How I Think About AI#
Let me say a few words about how I actually see AI. I treat AI as a person. Not as a metaphor. I mean it literally. Sometimes it is my friend, colleague, assistant, or intern, helping me execute, verify, and fill in details. Sometimes it is even my teacher, helping me generate sparks when my thinking is blurry and pushing my field of view wider. Honestly, many of my conversations with Claude are more nourishing than discussions I have with most actual humans.
AI gives everyone fluent prose, accurate retrieval, and efficient content generation. Those used to be gated skills. They are not anymore. When answers are cheap, questions become the new currency — knowing what is worth writing, what angle matters, where the insight is, and where the noise is. Those things cannot be one-click generated. That is where a creator’s real edge lives.
At bottom, AI is a multiplier, not a replacement. Whatever you multiply, it enlarges. If you bring depth, AI amplifies that into sharper insight. If your head is mush, AI helps you produce smoother mush. If you approach AI with your own point of view and a real commitment to truth, it can answer with creative sparks and deep observations. If you give it mediocre questions, it gives you the usual safe, balanced, blandly exhaustive reply.

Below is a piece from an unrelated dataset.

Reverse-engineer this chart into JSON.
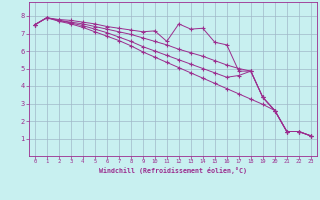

Same model, completely different outcomes depending on who is using it. The difference is never the tool. It is the person.
Once and for All#
So from now on, this article is my standard reply to the comment “AI-written.”
You think my article was written with AI? Correct. Thank you. Now can we talk about the actual content?
If a viewpoint is wrong, if an argument has a hole, if a fact is off, point it out. I will respond seriously.
But if the full extent of someone’s intellectual contribution is the phrase “AI wrote this,” then the gap between that person and AI may be quite a bit larger than they think.